So weit so fort

Dana kraulte seit einer halben Stunde durch das Wasser der Schwimmhalle. Mit jedem Zug fühlte sie sich leichter und deshalb dachte sich nicht daran aufzuhören. Sie fühlte, wie die Sorgen von ihr abfielen, Schicht für Schicht, als sei sie eine Schlange, die sich häutet. Auf Wolken leben hatte sie einmal diesen Zustand genannt, es machte sie einfach glücklich. So oft es ging, gönnte sie sich diese Auszeit und mit der Zeit hatte sie beachtliche Oberarme entwickelt und auch ihr Kreuz war in die Breite gegangen, was einigen Leuten in ihrer Umgebung nicht sehr gefiel. Aber sie behielt es für sich, woher die körperliche Veränderung rührte. Ging sie in die Schwimmhalle, log sie, dass sie zum Einkaufen müsse und bat um Geld. Ihre Badesachen hielt sie in einem dornigen Gebüsch in der Nähe versteckt, dort hängte sie Handtuch und Badeanzug nach dem Schwimmen säuberlich auf und betete, dass niemand es finden möge.

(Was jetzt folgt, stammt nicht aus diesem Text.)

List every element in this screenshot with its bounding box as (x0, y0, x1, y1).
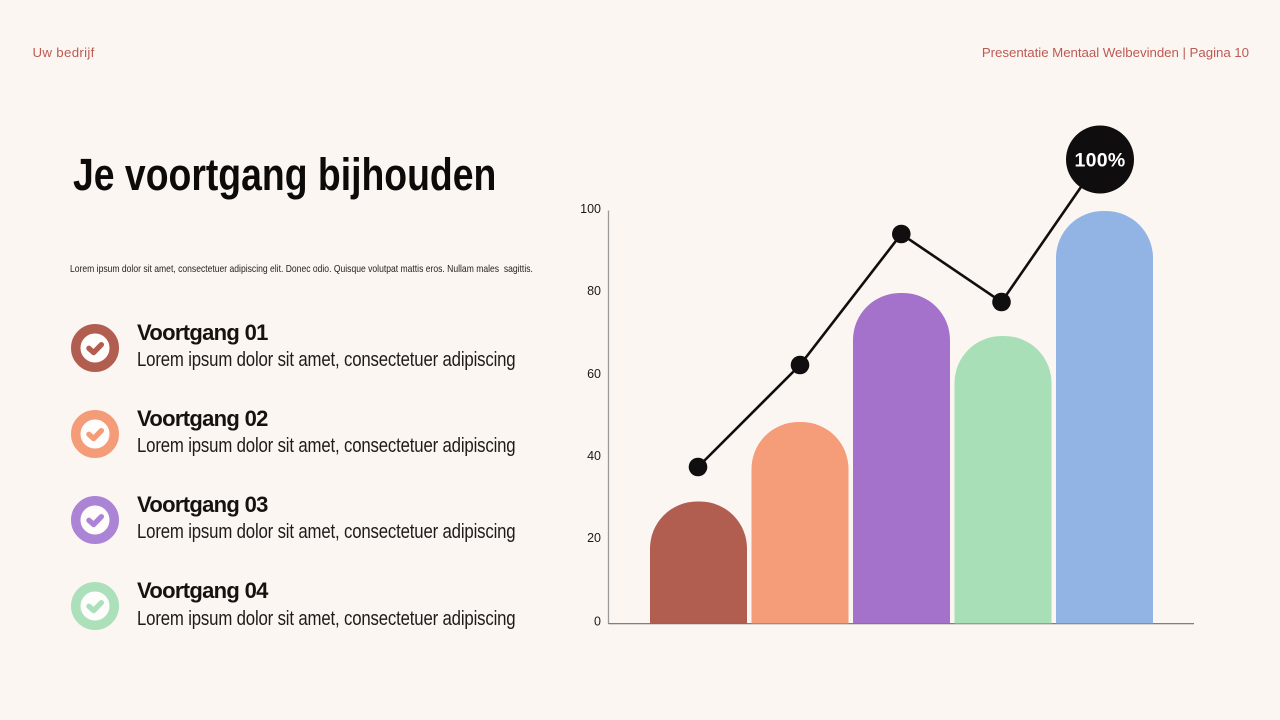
svg-text:60: 60 (587, 367, 601, 381)
svg-text:0: 0 (594, 615, 601, 629)
svg-text:100%: 100% (1074, 150, 1125, 172)
svg-text:100: 100 (580, 202, 601, 216)
svg-text:20: 20 (587, 531, 601, 545)
svg-text:80: 80 (587, 284, 601, 298)
svg-text:40: 40 (587, 449, 601, 463)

Die Bademeister grüßten sie mit Respekt und das wollte etwas heißen, hatten sie doch für die meisten Badegäste nur Verachtung übrig. „Planscher“ oder „Pisspötte“ nannten sie diese in der Regel, weil sie alles dreckig machten und selten vernünftig schwimmen konnten. Vernünftig, das hieß, Bahnen ziehen, Klappe halten. Dana tat beides und deshalb war sie gern gesehen. Meditativ tauchte ihr Kopf auf und ab, die von den Dornen zerkratzen Arme holten weit aus, um den Körper nach vorn zu ziehen. Sie rempelte niemanden an und niemand rempelte sie an, elegant umschwamm sie alle Hindernisse und dabeiwirkte sie so sanft und ruhig, dass man sie fast hätte übersehen können. Mit der blauen Badekappe und dem schnittigen himmelblauen Sportbadeanzug war sie eins mit dem Wasser.

Tatsächlich bemerkte es daher eine ganze Weile niemand, dass sie im Wasser trieb, leblos und in der letzten Bewegung verharrt, den einen Arm zum Kraulen nach vorn gestreckt, den anderen dicht am Körper. Einer der Bademeister zog sie heraus und leitete sofort alle Rettungsmaßnahmen ein. Doch es war zu spät. Dana war an ihrem Glück ertrunken. In der Umkleidekabine fand man ihren Rucksack und Kleidung, doch es gab keinen Ausweis oder sonst irgendeinen Hinweis auf ihre Identität. Noch tagelang versuchten die Behörden herauszubekommen, wer sie war. Der entscheidende Tipp kam schließlich von einem syrischen Flüchtling, der sich eines Tages schüchtern bei den Bademeistern erkundigte, ob sie wüssten, weshalb die junge Frau nicht mehr kommen würde, mit der er sich oft nach dem Schwimmen unterhalten hatte. Wie sich herausstellte, war sie eine Perserin ohne Aufenthaltstitel gewesen. Er wusste nur ihren Namen; wo sie gewohnt hatte und wer ihre Eltern waren, vermochte er nicht zu sagen. Und so wurde die Leiche anonym auf einem städtischen Friedhof begraben. Dorthin kommt häufig der junge Syrer und weint.